Path Planning Using Lazy PRM

R. Bohlin and L. E. Kavraki, “Path Planning Using Lazy PRM,” in Proceedings of the IEEE International Conference on Robotics and Automation, San Fransisco, CA, 2000, vol. 1, pp. 521–528.


Describes an approach to probabilistic roadmap planners (PRMs). The overall theme of the algorithm, called Lazy PRM, is to minimize the number of collision checks performed during planning and hence minimize the running time of the planner. Our algorithm builds a roadmap in the configuration space, whose nodes are the user-defined initial and goal configurations and a number of randomly generated nodes. Neighboring nodes are connected by edges representing paths between the nodes. In contrast with PRMs, our planner initially assumes that all nodes and edges in the roadmap are collision-free, and searches the roadmap at hand for a shortest path between the initial and the goal node.
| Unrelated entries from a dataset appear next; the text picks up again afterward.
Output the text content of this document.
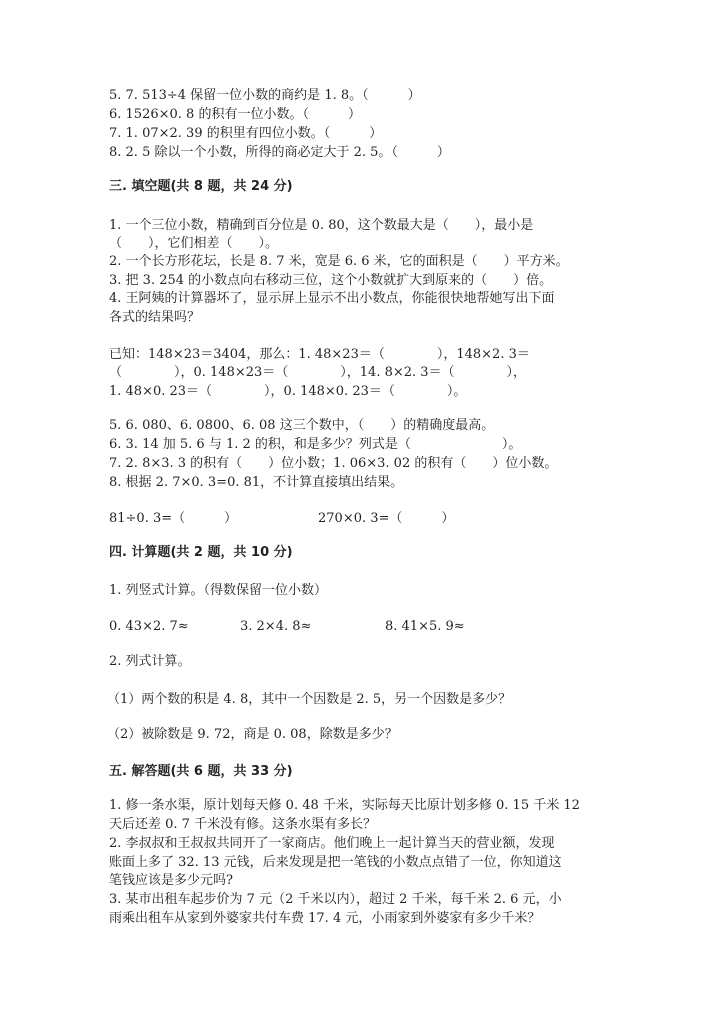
5. 7. 513÷4 保留一位小数的商约是 1. 8。（　　　）
6. 1526×0. 8 的积有一位小数。（　　　）
7. 1. 07×2. 39 的积里有四位小数。（　　　）
8. 2. 5 除以一个小数，所得的商必定大于 2. 5。（　　　）
三. 填空题(共 8 题，共 24 分)
1. 一个三位小数，精确到百分位是 0. 80，这个数最大是（　　），最小是
（　　），它们相差（　　）。
2. 一个长方形花坛，长是 8. 7 米，宽是 6. 6 米，它的面积是（　　）平方米。
3. 把 3. 254 的小数点向右移动三位，这个小数就扩大到原来的（　　）倍。
4. 王阿姨的计算器坏了，显示屏上显示不出小数点，你能很快地帮她写出下面
各式的结果吗？
已知：148×23＝3404，那么：1. 48×23＝（　　　　），148×2. 3＝
（　　　　），0. 148×23＝（　　　　），14. 8×2. 3＝（　　　　），
1. 48×0. 23＝（　　　　），0. 148×0. 23＝（　　　　）。
5. 6. 080、6. 0800、6. 08 这三个数中，（　　）的精确度最高。
6. 3. 14 加 5. 6 与 1. 2 的积，和是多少？列式是（　　　　　　　）。
7. 2. 8×3. 3 的积有（　　）位小数；1. 06×3. 02 的积有（　　）位小数。
8. 根据 2. 7×0. 3=0. 81，不计算直接填出结果。
81÷0. 3=（　　　）	270×0. 3=（　　　）
四. 计算题(共 2 题，共 10 分)
1. 列竖式计算。（得数保留一位小数）
0. 43×2. 7≈	3. 2×4. 8≈	8. 41×5. 9≈
2. 列式计算。
（1）两个数的积是 4. 8，其中一个因数是 2. 5，另一个因数是多少？
（2）被除数是 9. 72，商是 0. 08，除数是多少？
五. 解答题(共 6 题，共 33 分)
1. 修一条水渠，原计划每天修 0. 48 千米，实际每天比原计划多修 0. 15 千米 12
天后还差 0. 7 千米没有修。这条水渠有多长？
2. 李叔叔和王叔叔共同开了一家商店。他们晚上一起计算当天的营业额，发现
账面上多了 32. 13 元钱，后来发现是把一笔钱的小数点点错了一位，你知道这
笔钱应该是多少元吗?
3. 某市出租车起步价为 7 元（2 千米以内），超过 2 千米，每千米 2. 6 元，小
雨乘出租车从家到外婆家共付车费 17. 4 元，小雨家到外婆家有多少千米？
The nodes and edges along the path are then checked for collision. If a collision with the obstacles occurs, the corresponding nodes and edges are removed from the roadmap. Our planner either finds a new shortest path, or first updates the roadmap with new nodes and edges, and then searches for a shortest path. The above process is repeated until a collision-free path is returned. Lazy PRM is tailored to efficiently answer single planning queries, but can also be used for multiple queries. Experimental results presented in the paper show that our lazy method is very efficient in practice.